这本身不是一个答案,而是Jon Skeet的优秀答案的补充,提供了“s”(ISO)格式的变体:

    /// <summary>
    ///     Implements a fast method to write a DateTime value to string, in the ISO "s" format.
    /// </summary>
    /// <param name="dateTime">The date time.</param>
    /// <returns></returns>
    /// <devdoc>
    ///     This implementation exists just for performance reasons, it is semantically identical to
    ///     <code>
    /// text = value.HasValue ? value.Value.ToString("s") : string.Empty;
    /// </code>
    ///     However, it runs about 3 times as fast. (Measured using the VS2015 performace profiler)
    /// </devdoc>
    public static string ToIsoStringFast(DateTime? dateTime) {
        if (!dateTime.HasValue) {
            return string.Empty;
        }
        DateTime dt = dateTime.Value;
        char[] chars = new char[19];
        Write4Chars(chars, 0, dt.Year);
        chars[4] = '-';
        Write2Chars(chars, 5, dt.Month);
        chars[7] = '-';
        Write2Chars(chars, 8, dt.Day);
        chars[10] = 'T';
        Write2Chars(chars, 11, dt.Hour);
        chars[13] = ':';
        Write2Chars(chars, 14, dt.Minute);
        chars[16] = ':';
        Write2Chars(chars, 17, dt.Second);
        return new string(chars);
    }

With the 4 digit serializer as:

使用4位数序列化器:

    private static void Write4Chars(char[] chars, int offset, int value) {
        chars[offset] = Digit(value / 1000);
        chars[offset + 1] = Digit(value / 100 % 10);
        chars[offset + 2] = Digit(value / 10 % 10);
        chars[offset + 3] = Digit(value % 10);
    }

This runs about 3 times as fast. (Measured using the VS2015 performance profiler)

这大约快3倍。 (使用VS2015性能分析器测量)

#4


Do you know how big each record in the binary and text logs are going to be?
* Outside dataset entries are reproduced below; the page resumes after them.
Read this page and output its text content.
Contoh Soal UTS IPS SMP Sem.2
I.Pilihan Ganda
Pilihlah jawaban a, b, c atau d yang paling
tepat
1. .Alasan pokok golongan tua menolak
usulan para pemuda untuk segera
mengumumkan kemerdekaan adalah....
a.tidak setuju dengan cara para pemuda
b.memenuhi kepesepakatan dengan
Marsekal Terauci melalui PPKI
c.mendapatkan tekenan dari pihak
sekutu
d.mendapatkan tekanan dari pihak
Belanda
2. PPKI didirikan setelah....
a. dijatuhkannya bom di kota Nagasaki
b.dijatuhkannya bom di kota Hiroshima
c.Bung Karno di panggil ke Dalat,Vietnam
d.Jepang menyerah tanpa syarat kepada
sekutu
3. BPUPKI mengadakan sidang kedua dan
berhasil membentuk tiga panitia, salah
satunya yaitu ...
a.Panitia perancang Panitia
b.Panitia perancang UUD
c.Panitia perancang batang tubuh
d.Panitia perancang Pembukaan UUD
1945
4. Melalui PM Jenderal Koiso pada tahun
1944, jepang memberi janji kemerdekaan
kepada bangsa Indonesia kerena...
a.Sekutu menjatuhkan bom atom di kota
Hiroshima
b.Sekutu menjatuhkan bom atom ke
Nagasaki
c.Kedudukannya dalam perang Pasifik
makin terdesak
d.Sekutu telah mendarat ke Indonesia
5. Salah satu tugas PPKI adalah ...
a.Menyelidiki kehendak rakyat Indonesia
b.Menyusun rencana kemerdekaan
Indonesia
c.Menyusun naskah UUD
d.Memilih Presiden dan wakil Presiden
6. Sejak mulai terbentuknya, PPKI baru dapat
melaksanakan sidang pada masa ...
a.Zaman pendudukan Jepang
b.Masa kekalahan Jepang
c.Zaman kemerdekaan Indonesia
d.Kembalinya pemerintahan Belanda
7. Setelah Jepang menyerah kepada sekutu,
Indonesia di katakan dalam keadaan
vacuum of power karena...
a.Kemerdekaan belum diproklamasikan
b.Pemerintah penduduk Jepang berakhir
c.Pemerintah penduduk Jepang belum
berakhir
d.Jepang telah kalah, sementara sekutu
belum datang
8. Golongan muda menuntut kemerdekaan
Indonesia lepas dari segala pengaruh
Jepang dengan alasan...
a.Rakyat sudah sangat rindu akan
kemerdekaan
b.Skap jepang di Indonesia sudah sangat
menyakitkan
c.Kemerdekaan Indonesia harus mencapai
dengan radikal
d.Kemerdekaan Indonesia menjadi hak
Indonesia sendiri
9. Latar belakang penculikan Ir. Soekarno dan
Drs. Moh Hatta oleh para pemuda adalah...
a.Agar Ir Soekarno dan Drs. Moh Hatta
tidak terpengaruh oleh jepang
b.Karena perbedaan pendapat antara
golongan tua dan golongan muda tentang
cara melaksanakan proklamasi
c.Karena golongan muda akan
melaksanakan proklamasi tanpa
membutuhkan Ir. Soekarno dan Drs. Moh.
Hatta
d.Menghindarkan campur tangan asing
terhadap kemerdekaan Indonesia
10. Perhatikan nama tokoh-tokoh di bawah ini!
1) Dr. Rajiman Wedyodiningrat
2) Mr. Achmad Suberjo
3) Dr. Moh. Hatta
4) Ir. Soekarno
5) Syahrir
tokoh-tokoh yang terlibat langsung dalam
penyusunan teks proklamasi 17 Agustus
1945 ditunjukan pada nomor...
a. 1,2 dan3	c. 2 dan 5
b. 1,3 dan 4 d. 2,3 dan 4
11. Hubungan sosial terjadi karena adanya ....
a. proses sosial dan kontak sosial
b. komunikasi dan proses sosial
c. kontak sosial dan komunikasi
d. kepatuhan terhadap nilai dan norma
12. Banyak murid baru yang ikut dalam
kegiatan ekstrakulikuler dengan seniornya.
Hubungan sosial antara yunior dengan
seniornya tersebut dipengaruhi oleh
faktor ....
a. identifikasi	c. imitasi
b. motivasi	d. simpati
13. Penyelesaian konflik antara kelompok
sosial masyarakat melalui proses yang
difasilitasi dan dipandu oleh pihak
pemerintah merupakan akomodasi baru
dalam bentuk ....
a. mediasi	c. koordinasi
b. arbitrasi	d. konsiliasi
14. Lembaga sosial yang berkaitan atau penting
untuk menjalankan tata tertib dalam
If so you can split the processing of the log file across a number of threads which would give better use of a multi core/processor PC. If you don't mind the result being in separate files it would be a good idea to have one hard disk per core that way you will reduce the amount the disk heads have to move.

你知道二进制文本和文本日志中的每条记录有多大吗?如果是这样,您可以跨多个线程拆分日志文件的处理,这样可以更好地使用多核/处理器PC。如果你不介意将结果放在单独的文件中,那么每个核心有一个硬盘是个好主意,这样你就可以减少磁头移动的数量。